President Obama submitted his budget to Congress today. In terms of irresponsibility and dishonesty -- not to mention adding to the national debt -- it breaks all previous records. The deficit for the upcoming year is projected to be over one and a-half trillion dollars. The Wall Street Journal delivers the gruesome details here.
The President has proclaimed that his budget is a blueprint for "fiscal restraint," (I'm not making this up) in that it announces a three-year freeze on some discretionary spending. But the "restraint" is a fraud even if taken at face value. Discretionary spending accounts for about 17% of the budget. This means that 83%, consisting mostly of welfare state and nanny state entitlements, will go unrestrained. (Not that discretionary spending will actually get restrained either, once Congress gets into the act).
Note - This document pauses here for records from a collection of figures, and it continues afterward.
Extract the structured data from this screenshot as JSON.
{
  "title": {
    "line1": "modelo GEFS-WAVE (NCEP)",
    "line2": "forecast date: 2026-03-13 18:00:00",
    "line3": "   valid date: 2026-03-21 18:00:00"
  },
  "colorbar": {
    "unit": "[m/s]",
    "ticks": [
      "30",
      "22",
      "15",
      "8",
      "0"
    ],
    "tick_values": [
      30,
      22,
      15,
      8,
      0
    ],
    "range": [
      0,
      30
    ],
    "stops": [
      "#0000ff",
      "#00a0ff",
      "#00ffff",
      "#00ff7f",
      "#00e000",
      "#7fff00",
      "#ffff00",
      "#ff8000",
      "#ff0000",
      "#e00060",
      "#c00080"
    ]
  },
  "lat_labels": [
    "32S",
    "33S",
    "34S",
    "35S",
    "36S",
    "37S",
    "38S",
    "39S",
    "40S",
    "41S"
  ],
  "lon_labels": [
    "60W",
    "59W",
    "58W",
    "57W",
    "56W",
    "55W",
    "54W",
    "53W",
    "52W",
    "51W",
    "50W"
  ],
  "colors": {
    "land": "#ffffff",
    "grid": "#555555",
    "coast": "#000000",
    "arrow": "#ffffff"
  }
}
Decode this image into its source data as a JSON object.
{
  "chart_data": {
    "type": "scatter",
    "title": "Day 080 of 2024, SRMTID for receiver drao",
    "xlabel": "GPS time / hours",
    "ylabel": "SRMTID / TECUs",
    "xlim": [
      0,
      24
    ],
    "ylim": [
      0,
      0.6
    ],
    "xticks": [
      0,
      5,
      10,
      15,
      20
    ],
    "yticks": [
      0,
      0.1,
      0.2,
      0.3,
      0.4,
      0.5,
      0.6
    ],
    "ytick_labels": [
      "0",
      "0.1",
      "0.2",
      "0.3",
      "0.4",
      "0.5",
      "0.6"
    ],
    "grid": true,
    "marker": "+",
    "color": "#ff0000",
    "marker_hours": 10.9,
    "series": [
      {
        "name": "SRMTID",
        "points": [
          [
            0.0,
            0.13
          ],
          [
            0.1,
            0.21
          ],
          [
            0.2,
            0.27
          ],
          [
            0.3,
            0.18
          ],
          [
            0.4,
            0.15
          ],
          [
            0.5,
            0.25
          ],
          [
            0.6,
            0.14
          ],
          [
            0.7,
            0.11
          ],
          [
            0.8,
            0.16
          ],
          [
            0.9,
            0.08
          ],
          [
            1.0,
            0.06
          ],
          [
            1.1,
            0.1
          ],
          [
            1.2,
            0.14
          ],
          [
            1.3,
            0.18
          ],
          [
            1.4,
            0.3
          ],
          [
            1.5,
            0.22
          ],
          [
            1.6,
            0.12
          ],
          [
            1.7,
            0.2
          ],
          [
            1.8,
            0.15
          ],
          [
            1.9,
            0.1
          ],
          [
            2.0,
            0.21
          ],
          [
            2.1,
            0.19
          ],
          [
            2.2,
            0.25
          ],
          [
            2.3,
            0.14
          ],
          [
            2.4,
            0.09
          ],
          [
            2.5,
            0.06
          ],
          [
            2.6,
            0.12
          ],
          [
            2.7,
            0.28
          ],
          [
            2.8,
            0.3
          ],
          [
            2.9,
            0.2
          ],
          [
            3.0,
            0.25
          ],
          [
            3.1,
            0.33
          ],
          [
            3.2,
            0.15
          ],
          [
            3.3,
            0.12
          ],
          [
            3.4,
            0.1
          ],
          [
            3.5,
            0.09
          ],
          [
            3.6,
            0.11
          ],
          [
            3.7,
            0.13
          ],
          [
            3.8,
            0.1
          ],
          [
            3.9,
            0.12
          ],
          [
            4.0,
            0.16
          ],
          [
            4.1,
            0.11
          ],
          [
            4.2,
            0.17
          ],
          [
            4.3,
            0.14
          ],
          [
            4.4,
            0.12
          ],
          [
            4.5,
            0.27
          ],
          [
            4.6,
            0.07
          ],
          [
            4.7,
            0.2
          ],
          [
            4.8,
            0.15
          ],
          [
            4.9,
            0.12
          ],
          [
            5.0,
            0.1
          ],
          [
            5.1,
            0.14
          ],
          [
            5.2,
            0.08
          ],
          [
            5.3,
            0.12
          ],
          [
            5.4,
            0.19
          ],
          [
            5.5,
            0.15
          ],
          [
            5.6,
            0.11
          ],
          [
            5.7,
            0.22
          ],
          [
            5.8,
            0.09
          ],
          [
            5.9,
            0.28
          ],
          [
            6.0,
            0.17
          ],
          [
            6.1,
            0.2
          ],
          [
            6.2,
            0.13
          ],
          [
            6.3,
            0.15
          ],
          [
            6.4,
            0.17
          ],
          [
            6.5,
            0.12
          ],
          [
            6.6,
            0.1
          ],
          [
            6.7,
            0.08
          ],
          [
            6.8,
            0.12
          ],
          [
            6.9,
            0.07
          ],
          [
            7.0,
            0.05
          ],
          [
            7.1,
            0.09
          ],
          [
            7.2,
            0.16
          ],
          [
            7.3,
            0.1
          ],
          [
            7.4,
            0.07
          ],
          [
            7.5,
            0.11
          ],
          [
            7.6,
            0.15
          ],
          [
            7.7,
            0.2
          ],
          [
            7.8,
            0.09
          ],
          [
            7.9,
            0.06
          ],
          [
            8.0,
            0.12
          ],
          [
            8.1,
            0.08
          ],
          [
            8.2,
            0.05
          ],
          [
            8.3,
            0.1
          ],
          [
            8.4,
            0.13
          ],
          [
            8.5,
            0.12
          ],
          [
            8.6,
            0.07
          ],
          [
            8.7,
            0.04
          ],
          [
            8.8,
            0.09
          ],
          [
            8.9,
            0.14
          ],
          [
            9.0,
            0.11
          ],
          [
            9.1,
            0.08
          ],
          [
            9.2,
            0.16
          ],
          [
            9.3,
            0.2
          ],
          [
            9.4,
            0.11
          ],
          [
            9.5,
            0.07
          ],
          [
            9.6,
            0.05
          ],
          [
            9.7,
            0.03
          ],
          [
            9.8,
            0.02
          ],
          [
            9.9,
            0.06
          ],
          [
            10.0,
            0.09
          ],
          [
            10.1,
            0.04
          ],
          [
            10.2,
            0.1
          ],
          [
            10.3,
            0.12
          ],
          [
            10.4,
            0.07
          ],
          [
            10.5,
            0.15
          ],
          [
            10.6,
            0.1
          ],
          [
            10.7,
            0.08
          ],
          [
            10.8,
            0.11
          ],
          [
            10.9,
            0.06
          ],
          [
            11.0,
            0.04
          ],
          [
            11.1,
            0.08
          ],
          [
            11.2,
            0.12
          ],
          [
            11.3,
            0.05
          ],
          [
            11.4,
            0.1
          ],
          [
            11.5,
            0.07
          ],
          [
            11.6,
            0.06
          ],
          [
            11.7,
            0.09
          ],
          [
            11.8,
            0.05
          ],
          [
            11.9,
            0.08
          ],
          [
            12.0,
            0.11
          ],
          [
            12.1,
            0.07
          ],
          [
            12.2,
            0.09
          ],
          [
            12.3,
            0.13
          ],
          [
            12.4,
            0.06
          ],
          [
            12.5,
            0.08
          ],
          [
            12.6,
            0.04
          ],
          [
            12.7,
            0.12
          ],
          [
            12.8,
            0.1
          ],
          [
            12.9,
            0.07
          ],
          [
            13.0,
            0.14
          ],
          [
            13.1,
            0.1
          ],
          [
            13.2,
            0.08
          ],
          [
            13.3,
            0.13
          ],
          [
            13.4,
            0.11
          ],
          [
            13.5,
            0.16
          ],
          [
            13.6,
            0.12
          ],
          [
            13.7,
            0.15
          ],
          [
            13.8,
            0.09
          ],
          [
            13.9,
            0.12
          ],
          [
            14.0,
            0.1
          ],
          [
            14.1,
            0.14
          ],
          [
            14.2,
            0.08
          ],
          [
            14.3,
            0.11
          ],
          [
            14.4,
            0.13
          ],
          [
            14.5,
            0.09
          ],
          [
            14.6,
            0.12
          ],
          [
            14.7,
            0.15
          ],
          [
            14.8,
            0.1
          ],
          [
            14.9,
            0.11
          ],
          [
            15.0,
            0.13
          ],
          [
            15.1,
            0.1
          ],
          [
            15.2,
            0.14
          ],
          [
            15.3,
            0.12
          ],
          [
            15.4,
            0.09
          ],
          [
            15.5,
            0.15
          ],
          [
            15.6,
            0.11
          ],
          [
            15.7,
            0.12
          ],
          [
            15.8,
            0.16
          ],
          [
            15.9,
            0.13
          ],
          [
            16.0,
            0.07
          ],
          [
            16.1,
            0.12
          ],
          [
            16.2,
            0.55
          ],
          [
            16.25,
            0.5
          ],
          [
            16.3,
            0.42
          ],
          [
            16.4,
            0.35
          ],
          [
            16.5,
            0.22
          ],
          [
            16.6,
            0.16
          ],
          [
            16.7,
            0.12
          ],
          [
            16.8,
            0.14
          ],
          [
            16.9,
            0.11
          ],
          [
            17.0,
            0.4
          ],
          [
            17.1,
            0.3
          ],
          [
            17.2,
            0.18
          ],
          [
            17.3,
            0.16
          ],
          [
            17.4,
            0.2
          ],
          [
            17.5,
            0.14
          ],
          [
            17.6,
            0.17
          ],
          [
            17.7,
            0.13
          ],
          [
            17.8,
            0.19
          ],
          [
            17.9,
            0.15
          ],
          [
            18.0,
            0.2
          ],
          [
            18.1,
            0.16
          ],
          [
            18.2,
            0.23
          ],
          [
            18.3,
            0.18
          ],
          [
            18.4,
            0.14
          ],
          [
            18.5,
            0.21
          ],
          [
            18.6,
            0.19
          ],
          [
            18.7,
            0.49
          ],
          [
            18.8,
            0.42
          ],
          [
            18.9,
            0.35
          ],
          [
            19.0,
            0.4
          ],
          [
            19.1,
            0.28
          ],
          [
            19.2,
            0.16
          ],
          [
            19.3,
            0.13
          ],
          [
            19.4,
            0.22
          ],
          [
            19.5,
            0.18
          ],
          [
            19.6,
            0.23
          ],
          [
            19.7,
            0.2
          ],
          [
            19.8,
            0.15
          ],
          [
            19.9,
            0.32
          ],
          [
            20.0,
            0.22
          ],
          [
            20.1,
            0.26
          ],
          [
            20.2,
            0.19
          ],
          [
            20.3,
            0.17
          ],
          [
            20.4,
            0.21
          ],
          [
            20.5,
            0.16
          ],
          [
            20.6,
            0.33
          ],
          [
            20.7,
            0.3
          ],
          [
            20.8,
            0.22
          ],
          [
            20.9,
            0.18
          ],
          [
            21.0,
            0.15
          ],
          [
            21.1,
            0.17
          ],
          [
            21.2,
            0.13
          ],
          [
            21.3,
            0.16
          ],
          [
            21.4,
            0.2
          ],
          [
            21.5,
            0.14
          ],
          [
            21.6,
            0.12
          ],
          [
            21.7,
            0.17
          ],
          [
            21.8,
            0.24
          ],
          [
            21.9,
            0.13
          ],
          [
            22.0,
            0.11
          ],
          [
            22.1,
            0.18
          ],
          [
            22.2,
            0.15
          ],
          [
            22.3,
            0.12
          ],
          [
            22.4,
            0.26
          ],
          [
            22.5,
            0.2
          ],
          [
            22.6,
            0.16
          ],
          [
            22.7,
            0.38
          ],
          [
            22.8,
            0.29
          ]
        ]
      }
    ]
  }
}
The relevance of this to criminal law is plain enough. As the explosion in entitlement spending continues unchecked, there will be increasing and, unfortunately, increasingly heeded calls to cut back on imprisonment and the death penalty (as Kent noted yesterday). As ever, those calls will focus only on the dollars supposedly to be saved while ignoring the safety certainly to be lost. They will turn a blind eye to future victims. They will ignore not only the human but the fiscal costs of increased recidivism. They will whistle past the real cause of the deficit in favor of a phony remedy. And they will debase the punishments a society with moral confidence rightly imposes on its most dangerous actors.